The RapidReporter: Recent Developments, Findings, and Research in Head and Neck Cancer

By Diane West
Published: Tuesday, Jul 06, 2010
THE AMERICAN HEAD AND NECK SOCIETY’S ANNUAL MEETING

San Diego, CA


New Role for Immune Activation of Antibody Therapy May Fine-Tune Approach to

    Head and Neck Cancer Treatment


    Presence of FcyR genotype may point to best therapeutic approach in some patients

Identifying head and neck cancer patients who possess the FcyR genotype may help predict whether they will respond to monoclonal antibodies, which work by killing cancer cells bearing epidermal growth factor receptors (EGFR) on their surface.

“There may be a relationship between patients who possess this certain FcR genotype and their ability to mediate immune activation with certain monoclonal antibody therapies, but this is still to be validated,” said Robert L. Ferris, MD, Associate Professor, Co-Leader of the Cancer Immunology Program and Chief of Head and Neck Surgery at the University of Pittsburgh Cancer Institute. [Dr. Ferris and his colleague, Dr. Andres Lopez-Albaitero, presented their findings at the American Head and Neck Society’s {AHNS} recent Annual Meeting in San Diego.]

This finding may be potentially substantial because monoclonal antibodies like Erbitux (cetuximab) by Bristol-Myers Squibb/ ImClone, which was originally approved to treat advanced colorectal cancer, are now used to treat some forms of mouth, tongue and voice box cancer. A study published in the New England Journal of Medicine in February 2006, for example, found cetuximab plus radiation therapy nearly doubled the median survival in patients with certain head and neck cancers, particularly oropharyngeal cancers. Another EGFR-specific antibody, panitumumab (Vectibix) is also FDA approved. Identifying patients with the FcyR genotype may further fine-tune whether these monoclonal antibodies will work for them. Until this is proven, however, chemoradiotherapy with cisplatin remains the accepted standard of care for these types of cancers. Toxicity with this platinum-based treatment remains high, however, leading researchers to look for other alternatives.

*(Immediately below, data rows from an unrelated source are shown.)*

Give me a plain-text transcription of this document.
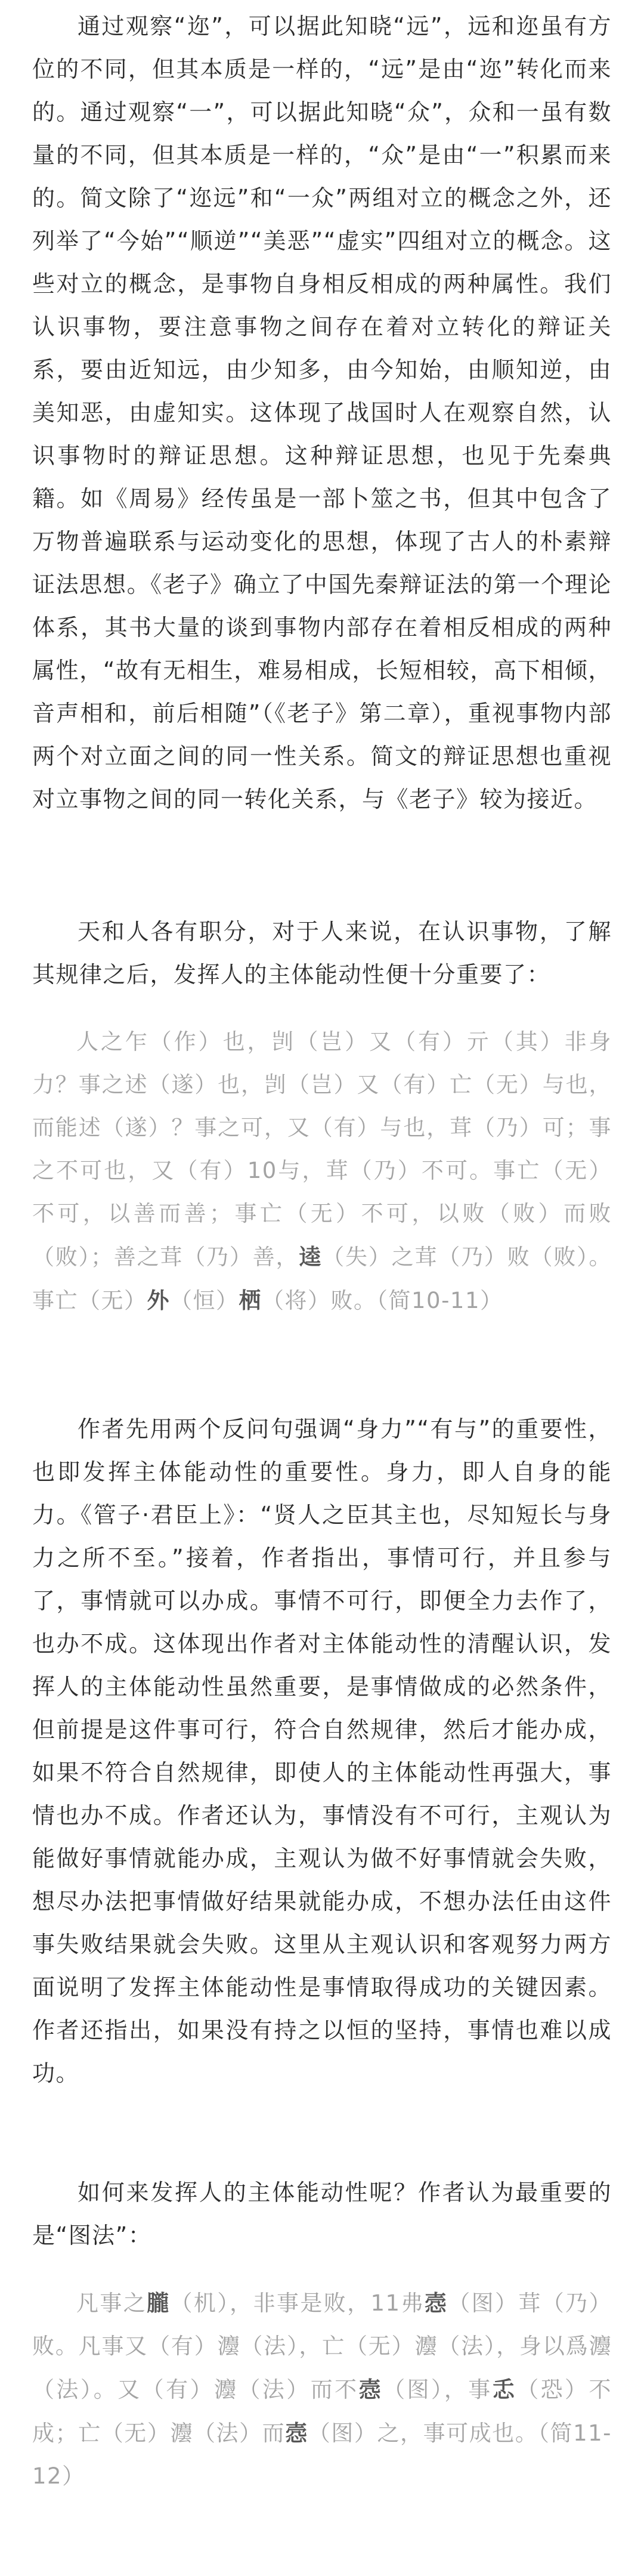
通过观察“迩”，可以据此知晓“远”，远和迩虽有方位的不同，但其本质是一样的，“远”是由“迩”转化而来的。通过观察“一”，可以据此知晓“众”，众和一虽有数量的不同，但其本质是一样的，“众”是由“一”积累而来的。简文除了“迩远”和“一众”两组对立的概念之外，还列举了“今始”“顺逆”“美恶”“虚实”四组对立的概念。这些对立的概念，是事物自身相反相成的两种属性。我们认识事物，要注意事物之间存在着对立转化的辩证关系，要由近知远，由少知多，由今知始，由顺知逆，由美知恶，由虚知实。这体现了战国时人在观察自然，认识事物时的辩证思想。这种辩证思想，也见于先秦典籍。如《周易》经传虽是一部卜筮之书，但其中包含了万物普遍联系与运动变化的思想，体现了古人的朴素辩证法思想。《老子》确立了中国先秦辩证法的第一个理论体系，其书大量的谈到事物内部存在着相反相成的两种属性，“故有无相生，难易相成，长短相较，高下相倾，音声相和，前后相随”（《老子》第二章），重视事物内部两个对立面之间的同一性关系。简文的辩证思想也重视对立事物之间的同一转化关系，与《老子》较为接近。

天和人各有职分，对于人来说，在认识事物，了解其规律之后，发挥人的主体能动性便十分重要了：

人之乍（作）也，剀（岂）又（有）亓（其）非身力？事之述（遂）也，剀（岂）又（有）亡（无）与也，而能述（遂）？事之可，又（有）与也，茸（乃）可；事之不可也，又（有）10与，茸（乃）不可。事亡（无）不可，以善而善；事亡（无）不可，以败（败）而败（败）；善之茸（乃）善，逵（失）之茸（乃）败（败）。事亡（无）外（恒）栖（将）败。（简10-11）

作者先用两个反问句强调“身力”“有与”的重要性，也即发挥主体能动性的重要性。身力，即人自身的能力。《管子·君臣上》：“贤人之臣其主也，尽知短长与身力之所不至。”接着，作者指出，事情可行，并且参与了，事情就可以办成。事情不可行，即便全力去作了，也办不成。这体现出作者对主体能动性的清醒认识，发挥人的主体能动性虽然重要，是事情做成的必然条件，但前提是这件事可行，符合自然规律，然后才能办成，如果不符合自然规律，即使人的主体能动性再强大，事情也办不成。作者还认为，事情没有不可行，主观认为能做好事情就能办成，主观认为做不好事情就会失败，想尽办法把事情做好结果就能办成，不想办法任由这件事失败结果就会失败。这里从主观认识和客观努力两方面说明了发挥主体能动性是事情取得成功的关键因素。作者还指出，如果没有持之以恒的坚持，事情也难以成功。

如何来发挥人的主体能动性呢？作者认为最重要的是“图法”：

凡事之朧（机），非事是败，11弗悫（图）茸（乃）败。凡事又（有）灋（法），亡（无）灋（法），身以爲灋（法）。又（有）灋（法）而不悫（图），事忎（恐）不成；亡（无）灋（法）而悫（图）之，事可成也。（简11-12）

“We know that antibody-dependent cell-mediated cytotoxicity (ADCC) can happen even with low levels of EGFR, and the may be due to the presence of the FG gamma receptor,” said Dr. Ferris, who has served as a consultant and investigator for both BMS/Im- Clone and Amgen, respectively. “If the FcyR genotype influences the antitumor response to [a monoclonal antibody such as] cetuximab in squamous cell carcinoma cells of the head and neck in vitro and in vivo, ADCC activity should be correlated with the FcR genotype and other immune biomarkers.”





Robots and Lasers Change the Face of Head and Neck Cancer Surgery

Precision robotic arms and targeted carbon laser are changing the face of traditional head and neck surgery while preserving the faces of patients, especially those with advanced and hard-to-reach cancers. Surgeons who support these new approaches hope they will one day render the current “saw-to-jaw” approach to many head and neck cancers obsolete.

“Traditional oral cancer surgery often requires making an incision, removing the lymph nodes and moving the jaw bone just to get to the cancer,” said Dr. Michael L. Hinni of the Mayo Clinic in Scottsdale, Arizona. “Transoral laser microsurgery (TLM) allows us to come in right through the mouth, completely remove the tumor, and achieve clear margins.” Dr. Hinni presented his findings and the results of some of his surgeries at an American Head and Neck Cancer meeting this past Spring.

With TLM, a high-powered microscope is threaded down to the larynx, a common site for hard-to-reach and advanced oral cancers. Once the tumor and surrounding cancerous tissue is identified, a CO2 laser carves it out. The advantages, Dr. Hinni says, are many.

“The CO2 laser does not put a lot of heat into surrounding tissues,” he says, “and not taking a patient’s face apart avoids a lot of swelling.” Additionally, Dr. Hinni says, TLM can reduce the need to perform a tracheotomy from the current 100% for cancers located at the base of the tongue to less than 25%, further speeding the patient’s return to normalcy after surgery.

Dr. Hinni and his colleagues conducted a multicenter trial where patients with Stage III or Stage IV squamous cell carcinoma of the glottic or supraglottic larynx were treated with TLM and followed up for two years. “The results,” he said, “were quite acceptable.” Dr. Hinni is guarded about stating more exact results because, while no “standard of care” for the treatment of advanced stage laryngeal cancer exists, radiation and chemotherapy remain the accepted standard to approach tumors that have become too large or too inaccessible to safely remove or remove without creating a need for extensive reconstructive facial surgery. However, he hopes that TLM will change this one day soon.